The playing time of Perez has not slackened, even as his offensive production has disappeared. In the second half, Perez has morphed from a dangerous presence in the Royals lineup into a black hole. He entered Wednesday’s game with a .574 on-base-plus-slugging percentage in the second half, compared with a .765 OPS going into the All-Star break.
That week at Target Field in Minneapolis, Perez brushed shoulders with the game’s greats. He started for the American League behind the plate. He did not look out of place, either.

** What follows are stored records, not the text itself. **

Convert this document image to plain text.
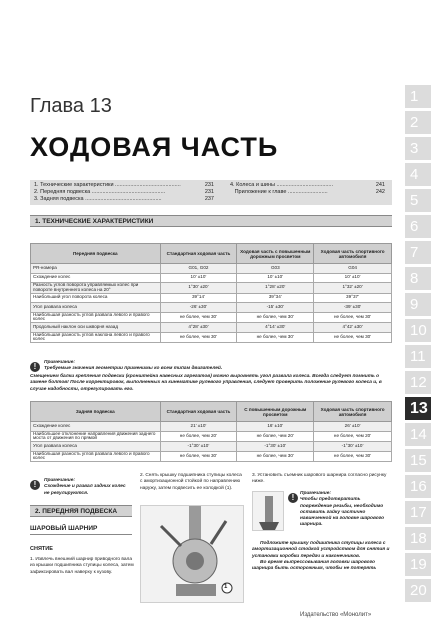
Глава 13
ХОДОВАЯ ЧАСТЬ
1. Технические характеристики ...........................................	231
2. Передняя подвеска ................................................	231
3. Задняя подвеска ..................................................	237
4. Колеса и шины .....................................	241
Приложение к главе ..........................	242
1. ТЕХНИЧЕСКИЕ ХАРАКТЕРИСТИКИ
Передняя подвеска	Стандартная ходовая часть	Ходовая часть с повышенным дорожным просветом	Ходовая часть спортивного автомобиля
PR-номера	G01, G02	G03	G04
Схождение колес	10’ ±10’	10’ ±10’	10’ ±10’
Разность углов поворота управляемых колес при повороте внутреннего колеса на 20°	1°30’ ±20’	1°28’ ±20’	1°32’ ±20’
Наибольший угол поворота колеса	39°14’	39°34’	39°37’
Угол развала колеса	-26’ ±30’	-15’ ±30’	-39’ ±30’
Наибольшая разность углов развала левого и правого колес	не более, чем 30’	не более, чем 30’	не более, чем 30’
Продольный наклон оси шкворня назад	4°28’ ±30’	4°14’ ±30’	4°42’ ±30’
Наибольшая разность углов наклона левого и правого колес	не более, чем 30’	не более, чем 30’	не более, чем 30’
!	Примечание:
Требуемые значения геометрии применимы ко всем типам двигателей.
Смещением балки крепления подвески (кронштейна навесных агрегатов) можно выровнять угол развала колеса. Всегда следует помнить о замене болтов! После корректировок, выполненных на кинематике рулевого управления, следует проверить положение рулевого колеса и, в случае надобности, отрегулировать его.
Задняя подвеска	Стандартная ходовая часть	С повышенным дорожным просветом	Ходовая часть спортивного автомобиля
Схождение колес	21’ ±10’	16’ ±10’	26’ ±10’
Наибольшее отклонение направления движения заднего моста от движения по прямой	не более, чем 20’	не более, чем 20’	не более, чем 20’
Угол развала колеса	-1°30’ ±10’	-1°30’ ±10’	-1°30’ ±10’
Наибольшая разность углов развала левого и правого колес	не более, чем 30’	не более, чем 30’	не более, чем 30’
!	Примечание:
Схождение и развал задних колес не регулируются.
2. ПЕРЕДНЯЯ ПОДВЕСКА
ШАРОВЫЙ ШАРНИР
СНЯТИЕ
1. Извлечь внешний шарнир приводного вала из крышки подшипника ступицы колеса, затем зафиксировать вал наверху к кузову.
2. Снять крышку подшипника ступицы колеса с амортизационной стойкой по направлению наружу, затем подвесить ее колодкой (1).
1
3. Установить съемник шарового шарнира согласно рисунку ниже.
!	Примечание:
Чтобы предотвратить повреждение резьбы, необходимо оставить гайку частично навинченной на головке шарового шарнира.
Подложите крышку подшипника ступицы колеса с амортизационной стойкой устройством для снятия и установки коробки передач и наконечников.
Во время выпрессовывания головки шарового шарнира быть осторожным, чтобы не потерять
Издательство «Монолит»
1
2
3
4
5
6
7
8
9
10
11
12
13
14
15
16
17
18
19
20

But since he returned from his second appearance in the Midsummer Classic, Perez has been a disaster. He has become one of the least selective hitters in the majors. Perez has always been aggressive, sometimes to a fault. But the quality has undercut him as the season progresses.
Heading into Wednesday, Perez had swung at 52.4 percent of the pitches he saw outside the strike zone. This was the worst percentage of the 163 players qualified for the batting title. He swung at 61.9 percent of the pitches he saw total, trailing only San Francisco’s Pablo Sandoval (62.0 percent) for that additional total.
“He’s anxious,” Yost said. “He’s too anxious. Trying to do too much. Getting in a hurry.”
Yost indicated there was little correlation between fatigue and Perez’s approach. He insisted Perez was too important on defense to sit for a day of mental and physical rest. Left fielder Alex Gordon fits in the same category, Yost said.
“There’s times you want to give Gordy a break,” Yost said. “And you just can’t. He’s too valuable in what he does on the other side of the ball.”
Thumb’s up for Ventura
Royals starter Yordano Ventura worked out of trouble twice Thursday, but only one involved the White Sox.
Ventura was terrific, surrendering one run and striking out seven in seven innings in the Royals’ 6-2 victory. The run could have been more after the White Sox loaded the bases with none out in the third.
But after surrendering a sacrifice fly, Ventura struck out Alex Ramirez and Jose Abreu.
“I felt confident getting out of that,” Ventura said through interpreter Jeremy Guthrie. “I continued to pound the zone.”
Ventura’s other scare had nothing to do with base runners. After a Ramirez single in the sixth, Ventura experienced some numbness in his right thumb.
“It felt like a falling asleep sensation,” Ventura said. “I was able to shake it off.
Ventura said the feeling lasted two pitches. Yost and the trainers came to the mound to inspect and felt confidence enough to keep Ventura in the game.
“There wasn’t much concern,” Yost said. “When he came in and sat down he said the feeling was back and he was fine. I had an eagle eye on him when he went back out.”
After experienced the numbness, Ventura coaxed a double-play grounder from Abreu to end the sixth and struck out two in the seventh. He was fine and well on his way to improving to 13-10, the most victories by a Royals rookie since Tom Gordon set the team record with 17 in 1989.
It also marked Ventura’s 21st quality start — six innings, three earned runs or fewer — setting a team record for rookies.
Colon on disabled list
Christian Colon has not played for the Royals since breaking the distal tip of his middle finger on Sept. 2. He will not be eligible to play again for at least another five games, and may not return to action this season.
The team placed him on the 15-day disabled list before Wednesday’s game against the White Sox. The stint is retroactive to Sept. 7.
The move is a procedural one. If Colon stays on the disabled list for the duration of the season, the team can add to the playoff roster a player who was not previously eligible, such as reliever Brandon Finnegan or outfielder Carlos Peguero.
Colon impressed in a brief stint as a utility infielder this season. He batted .302 with a .790 on-base-plus-slugging percentage in 20 games.